# Find the area of the triangle formed by the positive x-axis and the tangent and normal to the curve x2+y2=9 at (2,√5)

Susmita
425 Points
5 years ago
Given x2+y2=9. This is circle of radius 3 with centre at origin (0,0).
For equation of tangent,we have to calcute dy/dx.
From the given equation
y2=9-x2
Differentiate both sides wrt x
2y(dy/dx)=-2x
or,dy/dx=-x/y
dy/dx at the point (2,root 5) is
$\frac{dy}{dx}=\frac{-x}{y}=\frac{-2}{\sqrt{5}}$
So equation of tangent
Y-y=m(X-x)
$Or,Y-\sqrt{5} = \frac{-2}{\sqrt{5}}(X-2)$
$Or,Y= \frac{-2x}{\sqrt{5}} +\frac{9}{\sqrt{5}}$
This tangent intersect the positive x axis at a point where Y=0,ie,
X=9/2=4.5
As the curve is a circle,so the normal at (2,root5) will be the radius drawn from (2,root5) to centre (0,0).

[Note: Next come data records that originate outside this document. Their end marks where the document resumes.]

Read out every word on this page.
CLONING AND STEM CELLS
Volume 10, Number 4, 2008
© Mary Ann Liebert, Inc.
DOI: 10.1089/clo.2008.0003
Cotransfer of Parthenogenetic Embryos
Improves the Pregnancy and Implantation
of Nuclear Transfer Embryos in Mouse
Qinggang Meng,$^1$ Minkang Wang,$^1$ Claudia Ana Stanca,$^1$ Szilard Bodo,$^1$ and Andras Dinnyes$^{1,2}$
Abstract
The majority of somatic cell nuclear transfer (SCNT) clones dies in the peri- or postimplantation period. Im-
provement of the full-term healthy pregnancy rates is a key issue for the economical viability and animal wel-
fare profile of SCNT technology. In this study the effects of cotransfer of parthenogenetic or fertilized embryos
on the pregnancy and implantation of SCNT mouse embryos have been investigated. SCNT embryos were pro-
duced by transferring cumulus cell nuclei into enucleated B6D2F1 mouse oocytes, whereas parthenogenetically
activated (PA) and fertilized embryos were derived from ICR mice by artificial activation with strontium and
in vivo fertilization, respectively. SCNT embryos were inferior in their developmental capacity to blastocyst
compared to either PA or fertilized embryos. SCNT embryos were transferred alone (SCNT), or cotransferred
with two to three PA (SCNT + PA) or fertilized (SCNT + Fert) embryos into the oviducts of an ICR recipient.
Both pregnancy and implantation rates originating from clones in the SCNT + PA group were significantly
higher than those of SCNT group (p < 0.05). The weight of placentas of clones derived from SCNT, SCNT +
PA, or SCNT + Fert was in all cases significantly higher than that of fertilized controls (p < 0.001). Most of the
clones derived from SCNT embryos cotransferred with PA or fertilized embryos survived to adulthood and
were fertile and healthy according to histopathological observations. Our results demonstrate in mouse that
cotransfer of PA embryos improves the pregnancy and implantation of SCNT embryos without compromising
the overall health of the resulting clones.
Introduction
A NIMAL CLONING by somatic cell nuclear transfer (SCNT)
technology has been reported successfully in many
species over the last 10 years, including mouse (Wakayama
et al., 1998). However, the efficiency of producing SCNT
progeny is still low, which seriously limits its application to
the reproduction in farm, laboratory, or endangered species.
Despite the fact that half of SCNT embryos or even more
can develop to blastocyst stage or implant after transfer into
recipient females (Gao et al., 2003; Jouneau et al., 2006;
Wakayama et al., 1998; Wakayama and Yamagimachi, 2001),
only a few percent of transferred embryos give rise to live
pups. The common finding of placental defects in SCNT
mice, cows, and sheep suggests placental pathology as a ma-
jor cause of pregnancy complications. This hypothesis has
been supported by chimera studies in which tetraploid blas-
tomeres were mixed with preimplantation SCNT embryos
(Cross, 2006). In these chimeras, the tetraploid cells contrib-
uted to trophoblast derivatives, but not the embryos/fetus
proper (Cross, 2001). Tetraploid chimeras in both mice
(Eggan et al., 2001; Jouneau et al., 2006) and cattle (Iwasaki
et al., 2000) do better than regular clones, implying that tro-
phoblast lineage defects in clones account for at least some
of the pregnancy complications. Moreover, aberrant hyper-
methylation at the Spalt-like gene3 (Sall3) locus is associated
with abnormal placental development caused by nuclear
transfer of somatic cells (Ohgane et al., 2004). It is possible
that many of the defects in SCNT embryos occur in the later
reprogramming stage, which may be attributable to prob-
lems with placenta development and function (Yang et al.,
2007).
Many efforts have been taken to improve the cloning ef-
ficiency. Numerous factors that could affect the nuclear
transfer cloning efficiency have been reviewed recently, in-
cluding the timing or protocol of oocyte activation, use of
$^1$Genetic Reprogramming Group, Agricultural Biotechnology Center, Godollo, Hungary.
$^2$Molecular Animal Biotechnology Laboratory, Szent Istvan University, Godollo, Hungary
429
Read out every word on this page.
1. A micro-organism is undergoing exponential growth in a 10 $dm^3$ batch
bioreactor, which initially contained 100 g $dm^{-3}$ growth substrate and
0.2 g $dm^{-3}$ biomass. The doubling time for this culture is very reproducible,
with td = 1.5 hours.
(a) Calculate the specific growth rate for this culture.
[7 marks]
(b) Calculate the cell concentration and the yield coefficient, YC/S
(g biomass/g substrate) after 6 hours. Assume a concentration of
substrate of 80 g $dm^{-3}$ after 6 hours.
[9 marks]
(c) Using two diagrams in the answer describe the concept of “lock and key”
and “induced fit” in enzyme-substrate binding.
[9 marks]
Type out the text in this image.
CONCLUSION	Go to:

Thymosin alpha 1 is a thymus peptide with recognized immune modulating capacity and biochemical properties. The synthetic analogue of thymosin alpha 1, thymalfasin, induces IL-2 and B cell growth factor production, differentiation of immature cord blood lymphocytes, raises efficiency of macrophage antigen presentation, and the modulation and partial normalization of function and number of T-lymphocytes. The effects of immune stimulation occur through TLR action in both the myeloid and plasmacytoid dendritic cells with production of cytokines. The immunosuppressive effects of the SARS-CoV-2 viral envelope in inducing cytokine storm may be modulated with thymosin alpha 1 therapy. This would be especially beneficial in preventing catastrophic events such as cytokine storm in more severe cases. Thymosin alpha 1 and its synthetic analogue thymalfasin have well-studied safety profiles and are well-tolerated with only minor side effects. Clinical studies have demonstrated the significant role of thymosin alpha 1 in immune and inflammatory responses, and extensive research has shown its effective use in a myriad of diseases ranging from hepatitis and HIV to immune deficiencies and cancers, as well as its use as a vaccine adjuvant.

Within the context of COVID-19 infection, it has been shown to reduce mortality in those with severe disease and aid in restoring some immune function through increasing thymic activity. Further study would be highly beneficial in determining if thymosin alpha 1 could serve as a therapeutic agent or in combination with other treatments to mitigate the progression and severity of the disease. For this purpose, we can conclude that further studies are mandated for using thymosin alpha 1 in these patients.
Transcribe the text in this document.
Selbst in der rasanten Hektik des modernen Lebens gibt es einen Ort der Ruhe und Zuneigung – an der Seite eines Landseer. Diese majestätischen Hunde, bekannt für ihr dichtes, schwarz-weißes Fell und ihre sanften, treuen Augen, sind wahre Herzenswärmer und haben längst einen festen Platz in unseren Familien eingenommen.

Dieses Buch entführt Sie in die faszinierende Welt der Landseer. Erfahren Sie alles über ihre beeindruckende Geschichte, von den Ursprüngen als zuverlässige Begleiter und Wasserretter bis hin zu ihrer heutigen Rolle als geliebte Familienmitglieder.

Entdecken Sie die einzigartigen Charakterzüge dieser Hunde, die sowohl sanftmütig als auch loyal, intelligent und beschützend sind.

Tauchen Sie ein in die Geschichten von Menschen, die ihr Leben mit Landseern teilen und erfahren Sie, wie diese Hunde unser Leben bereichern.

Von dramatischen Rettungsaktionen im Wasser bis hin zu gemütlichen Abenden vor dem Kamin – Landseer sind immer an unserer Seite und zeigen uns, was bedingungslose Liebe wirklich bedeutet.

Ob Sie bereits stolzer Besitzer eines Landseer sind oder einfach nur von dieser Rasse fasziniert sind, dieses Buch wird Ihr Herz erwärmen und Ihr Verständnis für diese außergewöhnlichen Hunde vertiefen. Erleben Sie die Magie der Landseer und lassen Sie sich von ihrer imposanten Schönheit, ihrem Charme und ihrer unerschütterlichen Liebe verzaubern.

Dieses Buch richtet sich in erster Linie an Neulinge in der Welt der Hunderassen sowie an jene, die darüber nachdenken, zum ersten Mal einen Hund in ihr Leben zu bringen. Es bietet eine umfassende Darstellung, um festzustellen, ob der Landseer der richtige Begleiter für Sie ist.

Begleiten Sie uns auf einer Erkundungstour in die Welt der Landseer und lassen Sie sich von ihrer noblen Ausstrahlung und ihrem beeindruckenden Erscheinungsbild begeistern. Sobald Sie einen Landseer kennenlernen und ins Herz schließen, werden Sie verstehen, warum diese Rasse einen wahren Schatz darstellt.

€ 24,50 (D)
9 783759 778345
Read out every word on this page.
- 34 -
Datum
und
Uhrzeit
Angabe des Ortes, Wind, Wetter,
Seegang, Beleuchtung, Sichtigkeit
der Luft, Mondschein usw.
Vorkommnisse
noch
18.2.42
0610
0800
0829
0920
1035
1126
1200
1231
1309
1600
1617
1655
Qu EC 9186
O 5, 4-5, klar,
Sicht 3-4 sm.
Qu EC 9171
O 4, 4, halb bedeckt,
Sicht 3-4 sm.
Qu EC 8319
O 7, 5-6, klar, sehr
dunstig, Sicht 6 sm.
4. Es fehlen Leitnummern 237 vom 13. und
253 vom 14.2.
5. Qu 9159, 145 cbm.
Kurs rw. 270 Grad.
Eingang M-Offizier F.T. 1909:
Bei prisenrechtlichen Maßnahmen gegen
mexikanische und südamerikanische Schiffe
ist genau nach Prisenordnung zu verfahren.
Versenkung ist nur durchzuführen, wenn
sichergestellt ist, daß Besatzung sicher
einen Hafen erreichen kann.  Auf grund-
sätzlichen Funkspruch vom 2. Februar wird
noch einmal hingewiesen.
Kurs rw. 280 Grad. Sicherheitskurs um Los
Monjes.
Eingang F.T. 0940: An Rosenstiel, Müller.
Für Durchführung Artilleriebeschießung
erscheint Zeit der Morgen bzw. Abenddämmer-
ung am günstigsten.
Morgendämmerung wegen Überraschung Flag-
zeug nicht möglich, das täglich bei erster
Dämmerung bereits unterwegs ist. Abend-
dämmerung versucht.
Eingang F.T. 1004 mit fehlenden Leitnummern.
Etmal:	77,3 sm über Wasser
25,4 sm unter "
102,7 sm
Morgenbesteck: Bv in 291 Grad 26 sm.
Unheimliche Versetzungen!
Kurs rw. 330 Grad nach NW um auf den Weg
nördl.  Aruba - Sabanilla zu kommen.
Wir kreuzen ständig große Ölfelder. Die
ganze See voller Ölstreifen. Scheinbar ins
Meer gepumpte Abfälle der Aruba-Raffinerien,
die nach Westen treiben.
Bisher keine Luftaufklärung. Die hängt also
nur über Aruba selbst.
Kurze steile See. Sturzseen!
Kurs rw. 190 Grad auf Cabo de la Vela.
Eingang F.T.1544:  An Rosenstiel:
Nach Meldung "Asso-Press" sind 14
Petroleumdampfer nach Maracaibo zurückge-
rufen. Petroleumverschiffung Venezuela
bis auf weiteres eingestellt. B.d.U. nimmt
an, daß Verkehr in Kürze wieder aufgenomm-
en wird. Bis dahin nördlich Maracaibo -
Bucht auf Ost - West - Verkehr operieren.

Please draw a triangle with vertices at (0,0),(4.5,0),(2,root5).
Now drop a straight line from (2,root5) to (2,0).This line will divide the triangle into two sections.
For the 1st section,the base length is 2 and height is root5.So area is (1/2)*2*root5=root5.
For the second segment,base length is (4.5-2)=2.5 and height is root5.So area is (1/2)*2.5*root5=9root5/4.